Eliane Gadelha passou toda a madrugada auxiliando moradores que tinham suas casas atingidas pelas águas. Logo pela manhã a prefeita levou alimento para famílias que estão abrigadas em escolas públicas do município.
“Não estamos prestando assistência apenas aos brasileiros, mas também aos haitianos e peruanos que estão isolados pela cheia do rio. Em Iñapari, no Peru, a situação é muito triste. Eles estão isolados e nem água potável para beber tinham. Nós, da prefeitura de Assis Brasil que enviamos água mineral para eles”, diz a prefeita.
Equipes da Seds (Secretaria de Estado de Desenvolvimento Social) estão na cidade para prestar apoio às famílias que estão sendo desabrigadas. O Governo do Estado também disponibilizou servidores de outras secretarias para auxiliar o trabalho de remoção de famílias que a prefeitura esta executando.
Iñapari debaixo d’água
Logo que a equipe da Agência de Notícias chegou a Ponte da Integração a imagem chocava. A cidade de Iñapari, no Peru, estava tomada pelas águas. Em muitos locais é possível ver apenas a cumeeira das casas
De acordo com o sargento do Exército, R. Costa que trabalha há 20 anos na tríplice fronteira, a água invadiu a cidade muito rápido, não dando tempo para os moradores retirarem seus pertences de dentro das casas.
“Em três dias a cidade foi toda tomada pela água. Hoje 80% de Iñapari está debaixo d’água. Nas cheias que vimos aqui antes a água não chegava nem na panturrilha e hoje a situação ficou desse jeito. Até os mais antigos da cidade estão assustados”, revela o sargento.

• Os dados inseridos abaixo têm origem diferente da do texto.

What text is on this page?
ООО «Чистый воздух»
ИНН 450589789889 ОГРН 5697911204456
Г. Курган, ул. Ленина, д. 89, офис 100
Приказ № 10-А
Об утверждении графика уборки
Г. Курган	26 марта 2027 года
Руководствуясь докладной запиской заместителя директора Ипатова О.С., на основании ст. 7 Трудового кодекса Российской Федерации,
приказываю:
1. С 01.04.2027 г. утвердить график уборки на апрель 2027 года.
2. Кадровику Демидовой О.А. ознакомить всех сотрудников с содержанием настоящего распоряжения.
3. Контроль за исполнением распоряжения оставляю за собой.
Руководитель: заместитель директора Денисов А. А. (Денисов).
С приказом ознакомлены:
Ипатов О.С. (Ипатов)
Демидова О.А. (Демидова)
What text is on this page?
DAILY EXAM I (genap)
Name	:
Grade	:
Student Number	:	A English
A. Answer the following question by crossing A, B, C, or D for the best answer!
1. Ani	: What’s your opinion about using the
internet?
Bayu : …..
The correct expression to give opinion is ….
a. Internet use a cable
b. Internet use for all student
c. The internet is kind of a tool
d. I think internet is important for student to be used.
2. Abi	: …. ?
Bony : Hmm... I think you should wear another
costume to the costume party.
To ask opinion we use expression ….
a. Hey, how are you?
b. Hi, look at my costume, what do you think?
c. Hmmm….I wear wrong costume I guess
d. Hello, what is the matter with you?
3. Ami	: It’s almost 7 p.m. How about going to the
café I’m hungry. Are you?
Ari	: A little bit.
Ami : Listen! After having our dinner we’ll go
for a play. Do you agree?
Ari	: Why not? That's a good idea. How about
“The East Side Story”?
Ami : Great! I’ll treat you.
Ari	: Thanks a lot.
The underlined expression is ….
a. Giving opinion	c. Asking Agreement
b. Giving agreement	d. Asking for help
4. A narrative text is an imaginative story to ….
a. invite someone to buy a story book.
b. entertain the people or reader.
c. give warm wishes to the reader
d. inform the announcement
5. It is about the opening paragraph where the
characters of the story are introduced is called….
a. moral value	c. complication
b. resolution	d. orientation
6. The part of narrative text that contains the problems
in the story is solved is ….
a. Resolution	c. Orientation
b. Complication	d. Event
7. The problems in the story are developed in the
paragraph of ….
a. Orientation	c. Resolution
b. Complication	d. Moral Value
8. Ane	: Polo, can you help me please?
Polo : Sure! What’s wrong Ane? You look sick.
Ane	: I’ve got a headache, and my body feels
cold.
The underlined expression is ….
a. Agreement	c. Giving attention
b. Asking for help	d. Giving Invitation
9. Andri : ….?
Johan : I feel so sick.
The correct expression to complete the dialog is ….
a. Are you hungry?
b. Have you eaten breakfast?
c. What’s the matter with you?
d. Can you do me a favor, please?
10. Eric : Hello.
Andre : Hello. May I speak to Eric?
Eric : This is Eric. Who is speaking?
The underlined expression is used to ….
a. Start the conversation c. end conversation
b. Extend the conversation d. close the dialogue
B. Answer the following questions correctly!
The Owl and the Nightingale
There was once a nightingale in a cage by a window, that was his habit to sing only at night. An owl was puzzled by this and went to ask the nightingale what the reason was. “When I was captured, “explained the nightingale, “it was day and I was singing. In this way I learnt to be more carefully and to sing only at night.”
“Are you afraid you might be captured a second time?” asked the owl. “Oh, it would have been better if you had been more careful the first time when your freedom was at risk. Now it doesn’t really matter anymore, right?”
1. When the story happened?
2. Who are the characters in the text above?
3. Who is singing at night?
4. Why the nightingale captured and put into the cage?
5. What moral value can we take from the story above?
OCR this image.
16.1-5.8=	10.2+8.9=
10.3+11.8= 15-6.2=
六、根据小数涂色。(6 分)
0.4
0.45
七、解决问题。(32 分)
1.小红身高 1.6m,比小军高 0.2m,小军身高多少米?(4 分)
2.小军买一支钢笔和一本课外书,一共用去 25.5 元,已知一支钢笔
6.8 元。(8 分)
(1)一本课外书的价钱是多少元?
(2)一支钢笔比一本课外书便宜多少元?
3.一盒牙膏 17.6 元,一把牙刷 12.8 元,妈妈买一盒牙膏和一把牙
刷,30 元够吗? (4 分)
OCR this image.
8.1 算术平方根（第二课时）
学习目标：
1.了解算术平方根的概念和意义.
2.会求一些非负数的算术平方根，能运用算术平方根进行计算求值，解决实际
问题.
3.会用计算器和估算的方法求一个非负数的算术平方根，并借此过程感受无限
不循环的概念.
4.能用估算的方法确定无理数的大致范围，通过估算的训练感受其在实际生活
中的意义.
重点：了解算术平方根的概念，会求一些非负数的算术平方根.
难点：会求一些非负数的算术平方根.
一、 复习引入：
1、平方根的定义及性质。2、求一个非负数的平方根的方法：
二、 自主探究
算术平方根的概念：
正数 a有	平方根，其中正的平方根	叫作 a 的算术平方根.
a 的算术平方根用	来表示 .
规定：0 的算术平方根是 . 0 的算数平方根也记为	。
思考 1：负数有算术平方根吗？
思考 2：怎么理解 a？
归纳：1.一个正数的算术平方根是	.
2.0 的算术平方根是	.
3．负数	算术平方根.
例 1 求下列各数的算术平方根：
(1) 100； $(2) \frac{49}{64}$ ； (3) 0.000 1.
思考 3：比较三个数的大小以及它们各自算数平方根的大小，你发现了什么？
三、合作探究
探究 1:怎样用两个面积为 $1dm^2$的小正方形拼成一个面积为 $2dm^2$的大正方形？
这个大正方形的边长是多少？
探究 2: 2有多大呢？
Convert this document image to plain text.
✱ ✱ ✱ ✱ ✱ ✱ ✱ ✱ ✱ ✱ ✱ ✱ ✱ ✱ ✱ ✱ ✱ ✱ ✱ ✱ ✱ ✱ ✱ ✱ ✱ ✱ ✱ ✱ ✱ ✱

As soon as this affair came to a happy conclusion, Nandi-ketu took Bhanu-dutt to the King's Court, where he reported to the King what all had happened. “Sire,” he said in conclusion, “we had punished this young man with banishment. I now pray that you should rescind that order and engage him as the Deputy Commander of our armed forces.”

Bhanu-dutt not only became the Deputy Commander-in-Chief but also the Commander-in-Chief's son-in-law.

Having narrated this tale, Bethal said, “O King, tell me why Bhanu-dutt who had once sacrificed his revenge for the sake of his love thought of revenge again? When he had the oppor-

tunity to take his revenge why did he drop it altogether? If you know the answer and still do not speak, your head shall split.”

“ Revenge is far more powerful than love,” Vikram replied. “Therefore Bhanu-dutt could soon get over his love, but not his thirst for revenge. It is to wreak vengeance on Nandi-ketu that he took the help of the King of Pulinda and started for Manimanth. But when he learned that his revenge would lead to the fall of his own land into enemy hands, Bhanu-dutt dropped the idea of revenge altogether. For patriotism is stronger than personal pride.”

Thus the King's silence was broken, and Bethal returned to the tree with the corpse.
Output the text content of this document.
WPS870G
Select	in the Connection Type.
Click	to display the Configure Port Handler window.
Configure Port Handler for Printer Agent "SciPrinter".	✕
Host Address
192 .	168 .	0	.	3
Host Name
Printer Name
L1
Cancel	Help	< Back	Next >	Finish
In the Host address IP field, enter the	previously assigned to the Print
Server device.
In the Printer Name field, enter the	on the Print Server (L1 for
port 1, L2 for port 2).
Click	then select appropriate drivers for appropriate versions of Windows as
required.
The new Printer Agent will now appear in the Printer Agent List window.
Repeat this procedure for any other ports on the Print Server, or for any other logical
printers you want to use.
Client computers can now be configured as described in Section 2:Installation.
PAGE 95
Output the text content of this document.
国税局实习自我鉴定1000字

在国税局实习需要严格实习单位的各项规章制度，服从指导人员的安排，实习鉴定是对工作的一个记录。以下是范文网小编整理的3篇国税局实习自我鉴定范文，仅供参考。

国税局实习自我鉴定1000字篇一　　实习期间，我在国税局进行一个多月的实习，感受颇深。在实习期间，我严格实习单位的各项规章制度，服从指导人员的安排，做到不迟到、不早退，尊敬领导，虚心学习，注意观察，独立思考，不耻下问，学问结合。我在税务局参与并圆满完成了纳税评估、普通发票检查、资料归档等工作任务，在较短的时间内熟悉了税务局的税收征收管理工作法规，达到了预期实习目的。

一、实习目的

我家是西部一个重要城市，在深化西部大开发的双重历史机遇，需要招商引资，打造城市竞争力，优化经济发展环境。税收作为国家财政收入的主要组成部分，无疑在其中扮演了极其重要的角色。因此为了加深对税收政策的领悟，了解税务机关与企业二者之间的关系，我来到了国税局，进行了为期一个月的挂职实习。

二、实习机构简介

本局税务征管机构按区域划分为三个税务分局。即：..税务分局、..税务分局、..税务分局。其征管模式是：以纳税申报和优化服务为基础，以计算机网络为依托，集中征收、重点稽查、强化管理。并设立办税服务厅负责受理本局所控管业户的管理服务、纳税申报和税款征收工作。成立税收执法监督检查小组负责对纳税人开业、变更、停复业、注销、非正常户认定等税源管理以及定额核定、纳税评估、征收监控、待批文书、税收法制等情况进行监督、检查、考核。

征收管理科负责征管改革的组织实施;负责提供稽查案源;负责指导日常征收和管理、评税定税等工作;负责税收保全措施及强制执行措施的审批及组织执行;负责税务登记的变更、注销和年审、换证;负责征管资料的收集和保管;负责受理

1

Para verificar a situação das famílias que vivem na área de fronteira a equipe da Agência de Notícias acompanhou o sargento R. Costa numa vistoria a área atingida. As águas não permitiam saber o que eram ruas, calçadas ou praças. Somente com a experiência do oficial era possível navegar na cidade. Bancos, órgão públicos, escolas, hotéis, restaurantes e casas foram invadidos pelo rio. O cenário ficava cada vez mais triste a medida que a equipe aproximava-se da área central.
Na área externa de uma casa era possível ver pertences das famílias flutuando nas águas, próximo à prefeitura da cidade computadores eram carregados pela força da correnteza. Nem sequer os carros os peruanos tiveram tempo de evitar que fossem atingidos pela água. Um caminhão ficou quase que totalmente submerso, sendo possível ver apenas seu espelho retrovisor interno.
A travessia entre a Ponte da Integração e a outra margem está sendo feita por pescadores brasileiros, Corpo de Bombeiros, Exército e moradores da região que possuem barcos. Turistas que pretendiam passar o feriado de carnaval nas cidades peruanas foram surpreendidos pela fúria com que o rio tomou a cidade. Grupos de São Paulo, Acre e de outros estados decidiram adiar a viagem porque a passagem em veículos está suspensa.
A Polícia Federal esta com plantão 24 horas na área brasileira da ponte, monitorando a entrada e saída de haitianos. Os haitianos que entraram no Peru esta semana também estão isolados em Iñapari e têm ajudado os peruanos a enfrentar este momento de crise.
A prefeitura de Assis Brasil permanece enviando alimentação aos haitianos, mesmo os que estão na área do Peru. Aos peruanos a prefeita conta que ofereceu abrigo para mulheres e crianças numa escola do município brasileiro. “Precisamos ser solidários neste momento. Toda ajuda é importante. Estamos sempre pedindo auxílio aos moradores que têm barcos, caminhonetes e caminhões para ajudar as pessoas que estão passando por esse momento triste”, diz Eliane Gadelha.
Nível das águas apresenta vazante na cabeceira
Indígenas que moram em duas aldeias que ficam acima da cidade de Assis Brasil e que também foram atingidos pela cheia do rio Acre relataram na tarde desta sexta-feira que a chuva diminuiu na região e o rio apresenta vazante no nível das águas.